This paper is based on a presentation given by Jean Edge to the March 2008 Tide~ conference Global learning in primary schools.

Jean Edge is Headteacher at Apley Wood Primary School in Telford.  These ideas have been used as a focus for planning for change in her school, which has prioritised work on pupil voice.

“Success is a journey, not a destination”   Ben Sweetland

Jean suggests four questions as a focus for building on the best of what the school has already done, and developed a shared understanding, vision and expectation in relation to global learning.

Her prompt questions are:

  • What does good Global Learning look like in our school? [classroom practice]
     
  • What does a good Global Learning Curriculum look like in our school? [whole school practice]
     
  • What does a school where Pupil Voice has a real impact on Global Learning look like?
     
  • What does a Global Learning Community look like?

Creating real change which takes global learning as a focus requires shared leadership and a real sense of the school as a learning community, where everyone has a voice, a clear role and a responsibility. 

For Jean, this means a voice for staff, pupils, parents, governors and the local community.  Prompt questions such as those above offer opportunities to raise ideas with these groups, and start to identify priorities for short and long term action.  As these plans come into place, finding opportunities to celebrate even small successes along the journey helps to build confidence and a sense of shared achievement.

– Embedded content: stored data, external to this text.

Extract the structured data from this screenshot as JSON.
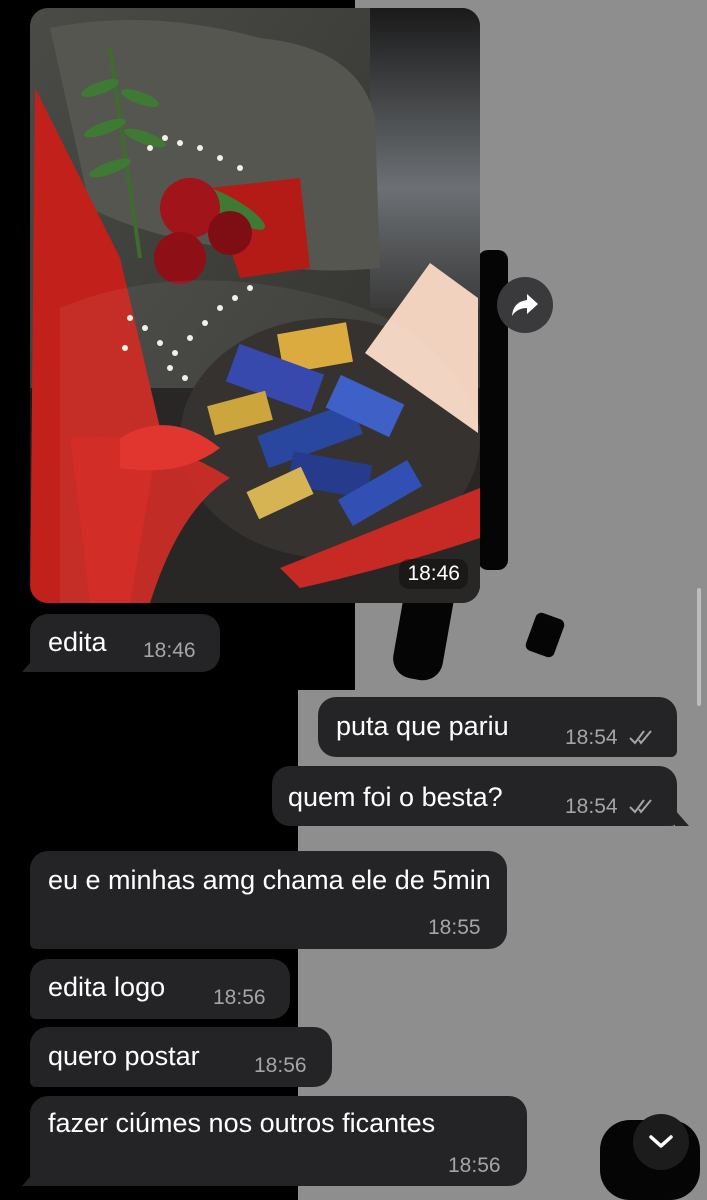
{
  "photo_message": {
    "time": "18:46"
  },
  "messages": [
    {
      "text": "edita",
      "time": "18:46",
      "dir": "in"
    },
    {
      "text": "puta que pariu",
      "time": "18:54",
      "dir": "out"
    },
    {
      "text": "quem foi o besta?",
      "time": "18:54",
      "dir": "out"
    },
    {
      "text": "eu e minhas amg chama ele de 5min",
      "time": "18:55",
      "dir": "in"
    },
    {
      "text": "edita logo",
      "time": "18:56",
      "dir": "in"
    },
    {
      "text": "quero postar",
      "time": "18:56",
      "dir": "in"
    },
    {
      "text": "fazer ciúmes nos outros ficantes",
      "time": "18:56",
      "dir": "in"
    }
  ],
  "icons": {
    "forward": "forward-icon",
    "scroll_down": "chevron-down-icon",
    "read": "double-check-icon"
  },
  "colors": {
    "bubble": "#242426",
    "time": "#a5a5a8",
    "wallpaper_grey": "#8e8e8e"
  }
}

Addressing change also means acknowledging realities: that this may be viewed as ‘yet another initiative’, the pressure of SATs, demands on staff workload, time and resources.  In balance with these pressures are opportunities: a sense of what is important for the school and the future of the children and the community; opportunities for high quality curriculum development, involving cross curricular, real life learning which is fully integrated into planning; a positive Impact on standards arising from increased pupil motivation and engagement.

At Apley Wood this has particularly involved opportunities for building on the School Council, Eco- Committee and ongoing consultation with children, to create new opportunities for engaging Pupil Voice.  Pupil Learning Walks have found children exploring the school site and suggesting changes. Steps are being undertaken to engage children in curriculum planning at a classroom level, and – in time - through Curriculum Development Groups.